Update regarding Vercel service disruption on August 7, 2024

Understanding the service disruption and Vercel's next steps

On August 7, 2024, Vercel's Edge Middleware and Edge Functions experienced a significant outage affecting many customers. We sincerely apologize for the service disruption.

Vercel’s platform is designed to minimize the risk of global downtime. As standard practice, we use staggered rollouts for both code and configuration changes. Every aspect of our infrastructure is designed to gracefully fail over to the next available region in the event of an incident, and ensures no single point of failure across infrastructure components. However, on Wednesday, an upstream provider for a subset of our compute infrastructure went into a globally erroneous configuration state.

This event tested our infrastructure's resilience and how we respond to a global provider failure. Let’s break down what happened, how we responded, and the steps we’re taking to eliminate this as a possible failure mode.

What happened

The service disruption lasted 26 minutes, from 19:13 UTC to 19:23 UTC and 19:26 UTC to 19:42 UTC. During this time, customers using our Edge Middleware and Edge Functions experienced high error rates. This event affected 61% of all invocations, significantly impacting customers. Impact varied by customer depending on their project’s usage pattern and properties of the client’s user agent.

These edge compute services currently rely on a specialized compute provider, distinct from other services on the Vercel Platform. This is why requests to Serverless Functions, Static Files, and ISR were unaffected when not fronted by Edge Middleware.
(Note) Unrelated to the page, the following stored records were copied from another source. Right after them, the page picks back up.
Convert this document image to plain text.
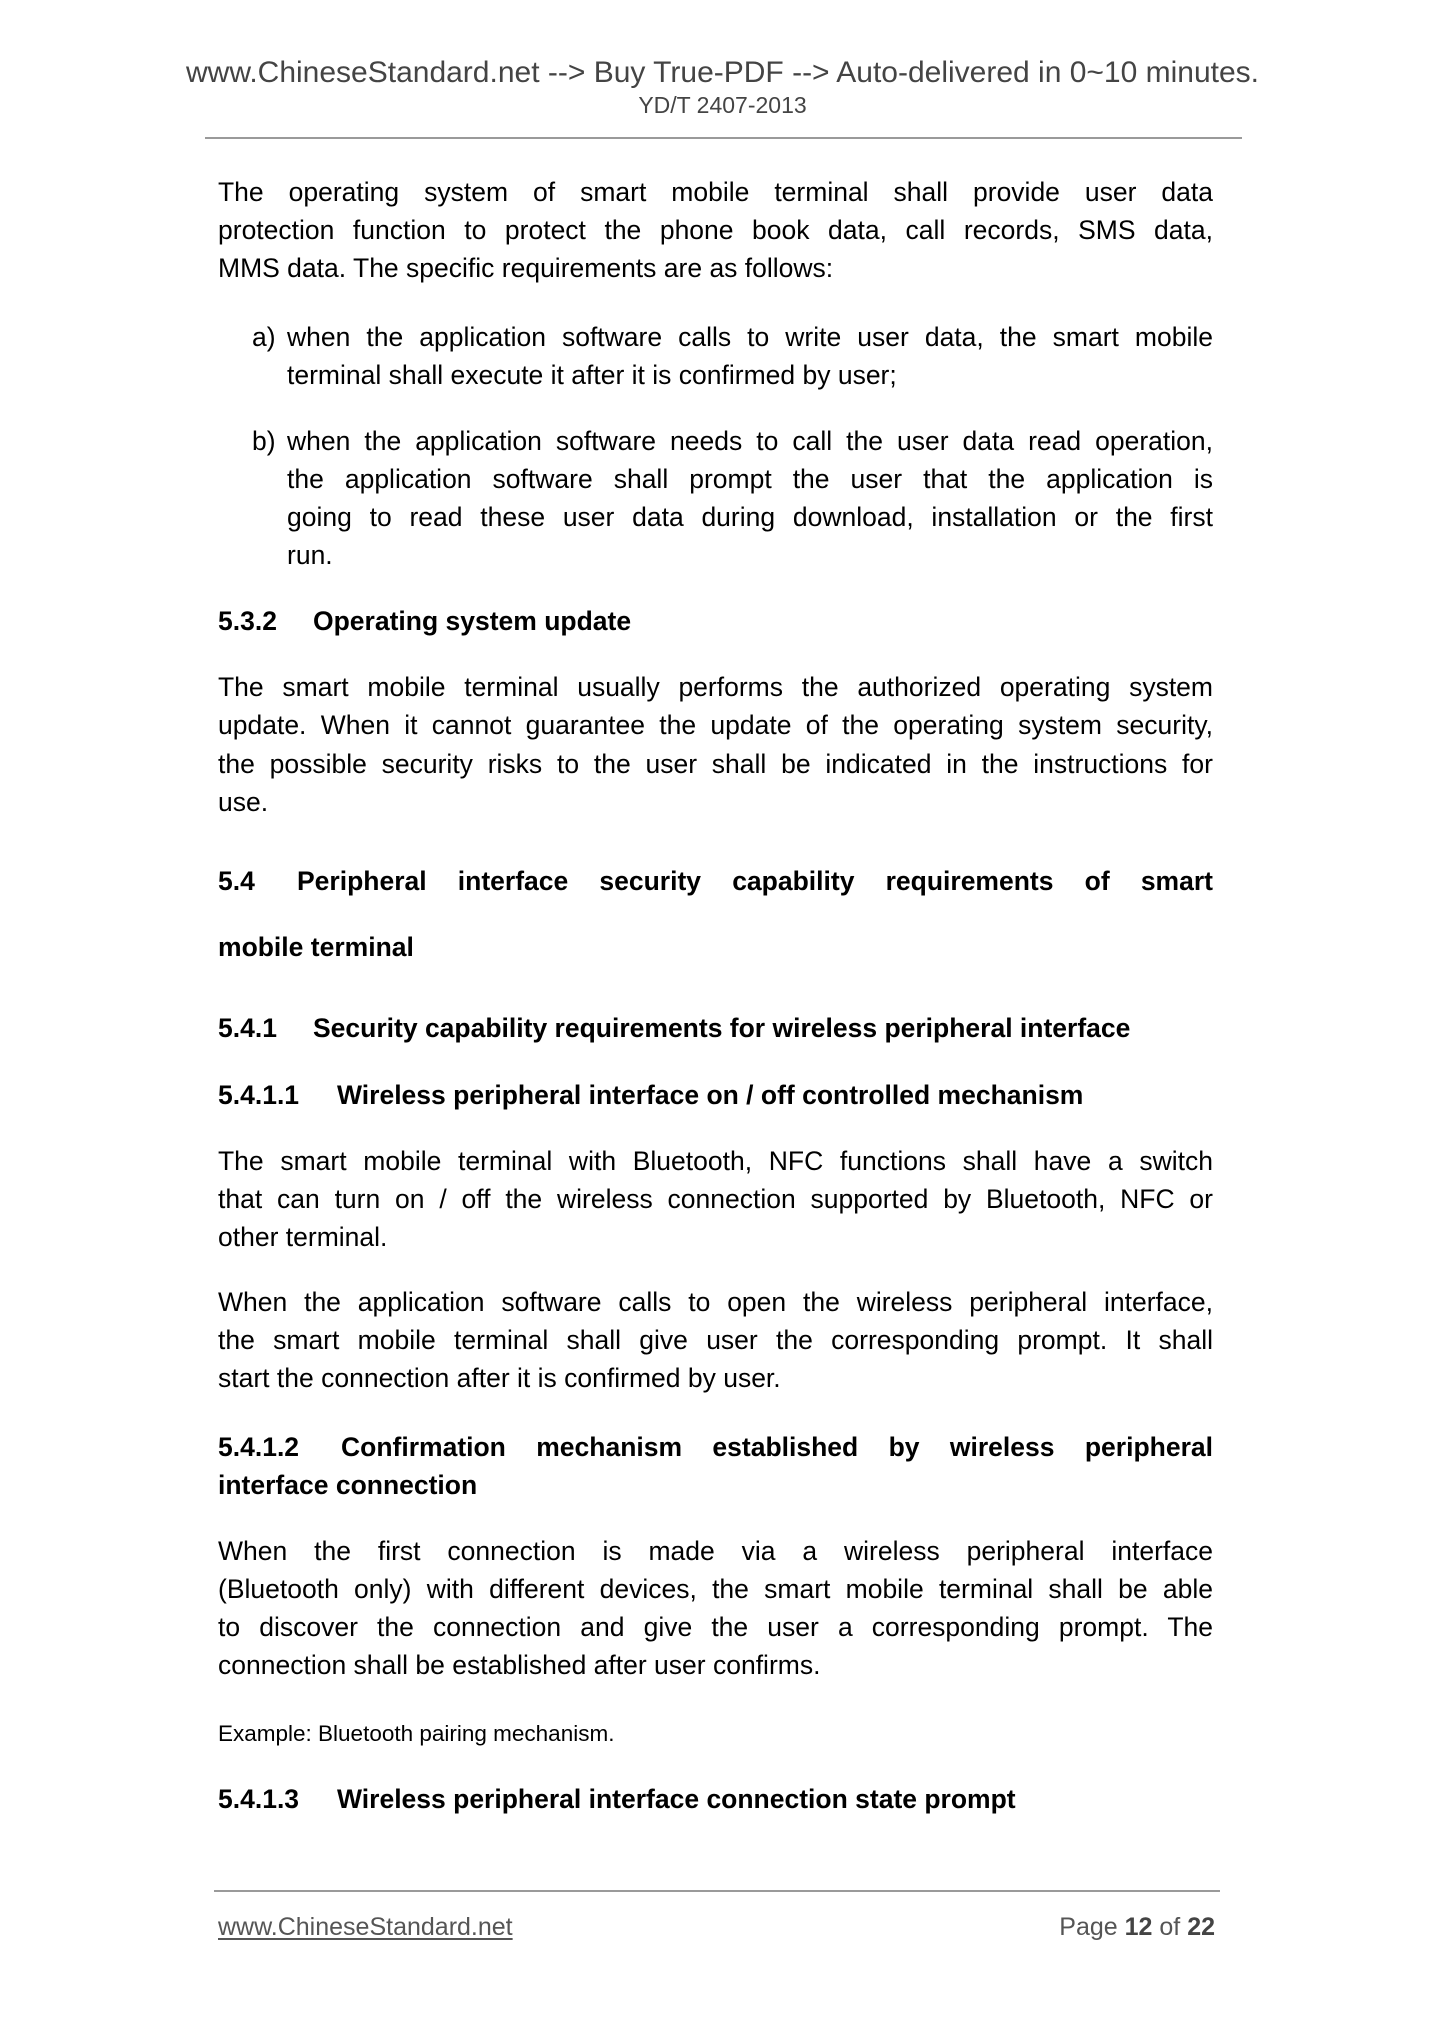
www.ChineseStandard.net --> Buy True-PDF --> Auto-delivered in 0~10 minutes.
YD/T 2407-2013
The operating system of smart mobile terminal shall provide user data
protection function to protect the phone book data, call records, SMS data,
MMS data. The specific requirements are as follows:
a) when the application software calls to write user data, the smart mobile
terminal shall execute it after it is confirmed by user;
b) when the application software needs to call the user data read operation,
the application software shall prompt the user that the application is
going to read these user data during download, installation or the first
run.
5.3.2 Operating system update
The smart mobile terminal usually performs the authorized operating system
update. When it cannot guarantee the update of the operating system security,
the possible security risks to the user shall be indicated in the instructions for
use.
5.4 Peripheral interface security capability requirements of smart
mobile terminal
5.4.1 Security capability requirements for wireless peripheral interface
5.4.1.1 Wireless peripheral interface on / off controlled mechanism
The smart mobile terminal with Bluetooth, NFC functions shall have a switch
that can turn on / off the wireless connection supported by Bluetooth, NFC or
other terminal.
When the application software calls to open the wireless peripheral interface,
the smart mobile terminal shall give user the corresponding prompt. It shall
start the connection after it is confirmed by user.
5.4.1.2 Confirmation mechanism established by wireless peripheral
interface connection
When the first connection is made via a wireless peripheral interface
(Bluetooth only) with different devices, the smart mobile terminal shall be able
to discover the connection and give the user a corresponding prompt. The
connection shall be established after user confirms.
Example: Bluetooth pairing mechanism.
5.4.1.3 Wireless peripheral interface connection state prompt
www.ChineseStandard.net	Page 12 of 22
Initial findings show this provider erroneously failed to respect our global traffic configurations, causing them to unexpectedly block most Vercel requests.

Vercel’s monitoring systems identified the elevated errors and alerted our team who immediately opened a maximum priority internal investigation. From there:

  • Vercel Engineering completed its run books and concluded no services or configurations were changed in the Vercel environment.
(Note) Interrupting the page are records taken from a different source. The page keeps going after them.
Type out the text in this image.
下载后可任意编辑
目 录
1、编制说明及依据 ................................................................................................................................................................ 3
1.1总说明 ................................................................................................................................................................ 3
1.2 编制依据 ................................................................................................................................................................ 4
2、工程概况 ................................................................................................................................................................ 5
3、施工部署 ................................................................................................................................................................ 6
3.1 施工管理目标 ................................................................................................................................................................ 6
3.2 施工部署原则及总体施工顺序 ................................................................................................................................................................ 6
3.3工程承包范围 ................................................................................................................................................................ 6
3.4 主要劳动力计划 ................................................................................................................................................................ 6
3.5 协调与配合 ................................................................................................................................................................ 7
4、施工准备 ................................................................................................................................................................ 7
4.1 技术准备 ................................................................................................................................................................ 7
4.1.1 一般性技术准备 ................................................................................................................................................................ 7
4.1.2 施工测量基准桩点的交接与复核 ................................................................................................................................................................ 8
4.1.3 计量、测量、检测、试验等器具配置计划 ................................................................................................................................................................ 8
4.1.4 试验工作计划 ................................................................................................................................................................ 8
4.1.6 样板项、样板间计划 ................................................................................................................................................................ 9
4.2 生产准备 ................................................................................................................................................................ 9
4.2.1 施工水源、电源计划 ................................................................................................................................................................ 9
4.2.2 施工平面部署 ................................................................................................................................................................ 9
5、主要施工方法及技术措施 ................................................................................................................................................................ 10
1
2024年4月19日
  • Vercel Engineering initiated communication with the upstream infrastructure provider to continue triaging the problem.
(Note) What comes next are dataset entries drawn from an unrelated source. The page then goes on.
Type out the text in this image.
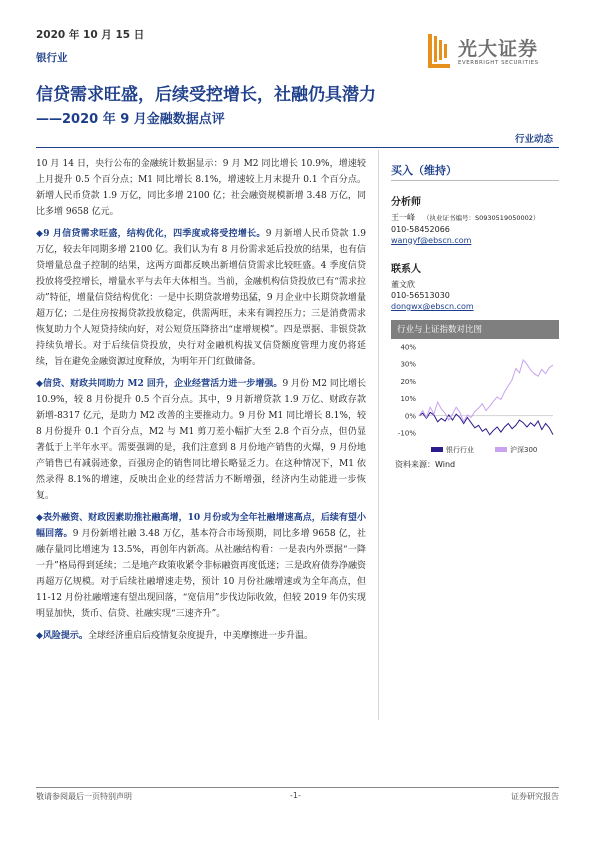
2020 年 10 月 15 日
银行业	光大证券
EVERBRIGHT SECURITIES
信贷需求旺盛，后续受控增长，社融仍具潜力
——2020 年 9 月金融数据点评
行业动态

10 月 14 日，央行公布的金融统计数据显示：9 月 M2 同比增长 10.9%，增速较上月提升 0.5 个百分点；M1 同比增长 8.1%，增速较上月末提升 0.1 个百分点。新增人民币贷款 1.9 万亿，同比多增 2100 亿；社会融资规模新增 3.48 万亿，同比多增 9658 亿元。

◆9 月信贷需求旺盛，结构优化，四季度或将受控增长。9 月新增人民币贷款 1.9 万亿，较去年同期多增 2100 亿。我们认为有 8 月份需求延后投放的结果，也有信贷增量总盘子控制的结果，这两方面都反映出新增信贷需求比较旺盛。4 季度信贷投放将受控增长，增量水平与去年大体相当。当前，金融机构信贷投放已有“需求拉动”特征，增量信贷结构优化：一是中长期贷款增势迅猛，9 月企业中长期贷款增量超万亿；二是住房按揭贷款投放稳定，供需两旺，未来有调控压力；三是消费需求恢复助力个人短贷持续向好，对公短贷压降挤出“虚增规模”。四是票据、非银贷款持续负增长。对于后续信贷投放，央行对金融机构拔叉信贷额度管理力度仍将延续，旨在避免金融资源过度释放，为明年开门红做储备。

◆信贷、财政共同助力 M2 回升，企业经营活力进一步增强。9 月份 M2 同比增长 10.9%，较 8 月份提升 0.5 个百分点。其中，9 月新增贷款 1.9 万亿、财政存款新增-8317 亿元，是助力 M2 改善的主要推动力。9 月份 M1 同比增长 8.1%，较 8 月份提升 0.1 个百分点，M2 与 M1 剪刀差小幅扩大至 2.8 个百分点，但仍显著低于上半年水平。需要强调的是，我们注意到 8 月份地产销售的火爆，9 月份地产销售已有减弱迹象，百强房企的销售同比增长略显乏力。在这种情况下，M1 依然录得 8.1%的增速，反映出企业的经营活力不断增强，经济内生动能进一步恢复。

◆表外融资、财政因素助推社融高增，10 月份或为全年社融增速高点，后续有望小幅回落。9 月份新增社融 3.48 万亿，基本符合市场预期，同比多增 9658 亿，社融存量同比增速为 13.5%，再创年内新高。从社融结构看：一是表内外票据“一降一升”格局得到延续；二是地产政策收紧令非标融资再度低迷；三是政府债券净融资再超万亿规模。对于后续社融增速走势，预计 10 月份社融增速或为全年高点，但 11-12 月份社融增速有望出现回落，“宽信用”步伐边际收敛，但较 2019 年仍实现明显加快，货币、信贷、社融实现“三速齐升”。

◆风险提示。全球经济重启后疫情复杂度提升，中美摩擦进一步升温。

买入（维持）
分析师
王一峰 （执业证书编号：S0930519050002）
010-58452066
wangyf@ebscn.com
联系人
董文欣
010-56513030
dongwx@ebscn.com
行业与上证指数对比图
40%
30%
20%
10%
0%
-10%
银行行业	沪深300
资料来源：Wind
敬请参阅最后一页特别声明	-1-	证券研究报告
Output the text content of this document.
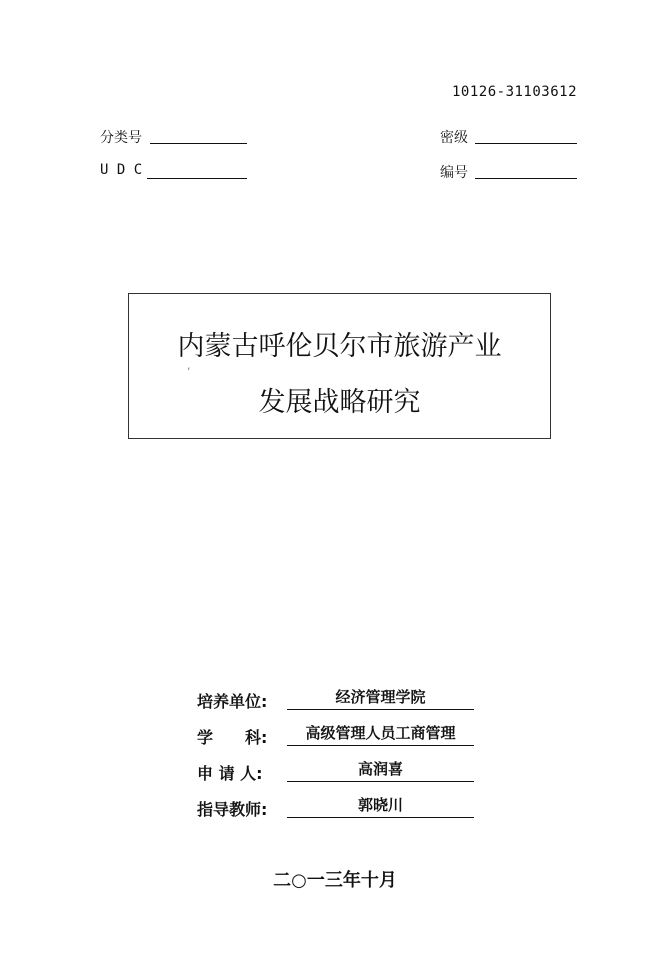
10126-31103612
分类号
U D C
密级
编号
内蒙古呼伦贝尔市旅游产业
发展战略研究
’
培养单位:	经济管理学院
学　　科:	高级管理人员工商管理
申 请 人:	高润喜
指导教师:	郭晓川
二○一三年十月
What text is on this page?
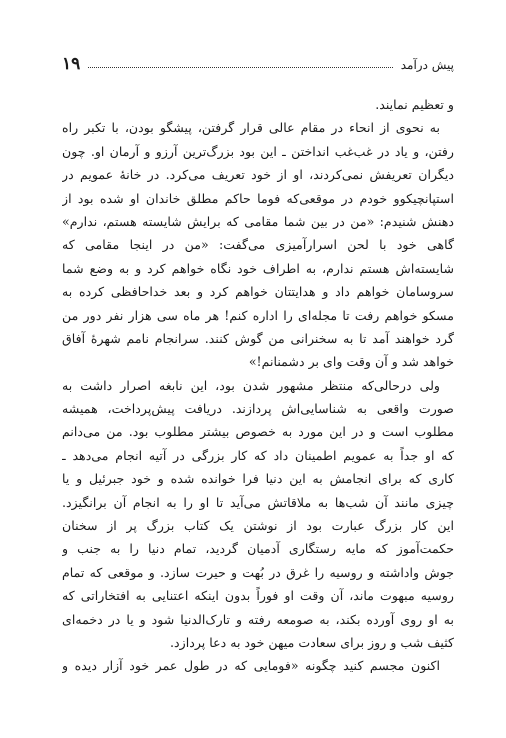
پیش درآمد
۱۹
و تعظیم نمایند.
به نحوی از انحاء در مقام عالی قرار گرفتن، پیشگو بودن، با تکبر راه
رفتن، و یاد در غب‌غب انداختن ـ این بود بزرگ‌ترین آرزو و آرمان او. چون
دیگران تعریفش نمی‌کردند، او از خود تعریف می‌کرد. در خانهٔ عمویم در
استپانچیکوو خودم در موقعی‌که فوما حاکم مطلق خاندان او شده بود از
دهنش شنیدم: «من در بین شما مقامی که برایش شایسته هستم، ندارم»
گاهی خود با لحن اسرارآمیزی می‌گفت: «من در اینجا مقامی که
شایسته‌اش هستم ندارم، به اطراف خود نگاه خواهم کرد و به وضع شما
سروسامان خواهم داد و هدایتتان خواهم کرد و بعد خداحافظی کرده به
مسکو خواهم رفت تا مجله‌ای را اداره کنم! هر ماه سی هزار نفر دور من
گرد خواهند آمد تا به سخنرانی من گوش کنند. سرانجام نامم شهرهٔ آفاق
خواهد شد و آن وقت وای بر دشمنانم!»
ولی درحالی‌که منتظر مشهور شدن بود، این نابغه اصرار داشت به
صورت واقعی به شناسایی‌اش پردازند. دریافت پیش‌پرداخت، همیشه
مطلوب است و در این مورد به خصوص بیشتر مطلوب بود. من می‌دانم
که او جداً به عمویم اطمینان داد که کار بزرگی در آتیه انجام می‌دهد ـ
کاری که برای انجامش به این دنیا فرا خوانده شده و خود جبرئیل و یا
چیزی مانند آن شب‌ها به ملاقاتش می‌آید تا او را به انجام آن برانگیزد.
این کار بزرگ عبارت بود از نوشتن یک کتاب بزرگ پر از سخنان
حکمت‌آموز که مایه رستگاری آدمیان گردید، تمام دنیا را به جنب و
جوش واداشته و روسیه را غرق در بُهت و حیرت سازد. و موقعی که تمام
روسیه مبهوت ماند، آن وقت او فوراً بدون اینکه اعتنایی به افتخاراتی که
به او روی آورده بکند، به صومعه رفته و تارک‌الدنیا شود و یا در دخمه‌ای
کثیف شب و روز برای سعادت میهن خود به دعا پردازد.
اکنون مجسم کنید چگونه «فومایی که در طول عمر خود آزار دیده و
  • At 19:41 UTC Vercel mitigated the issue by initiating a config override that reset the vendor’s system to a state in which it did not block our traffic. This ended the active disruption in our Edge Middleware and Edge Functions services.

  • At 19:42 UTC the config override restored the desired state and the upstream provider implemented fail-safes for Vercel traffic that are appropriate for our traffic volume.

Lessons learned and future mitigations

Our infrastructure is designed to avoid single points of failure and ensure automatic failover at every point in our system.

To address this, we are accelerating our ongoing efforts to enhance the resilience of our Edge Middleware and Edge Functions. Here are the key steps we are taking:

  1. Configuration management: We are working closely with this compute provider to ensure their fail-safes are correctly configured. The default traffic limits that triggered the service disruption were already adjusted to accommodate our scale.

  2. Additional redundancy: We are developing a backup option for our Edge Middleware and Edge Function products. This will ensure that even if the primary system fails, we can continue operations with minimal disruption. This initiative has already been in progress, and we will use the lessons from this event to shape that continued effort.

  3. Unified and simplified infrastructure: Our long-term goal is to unify the compute subsystem used to run functions across Edge Middleware, Edge Functions, and Serverless Functions. This unified and simplified infrastructure will be highly available and resilient, reducing dependency on any single provider.

Moving forward

While this event was a severe disruption, it has reinforced our commitment to reliability and resilience. We apologize for the impact this event had on our customers and assure you that we are taking comprehensive steps to prevent similar issues in the future.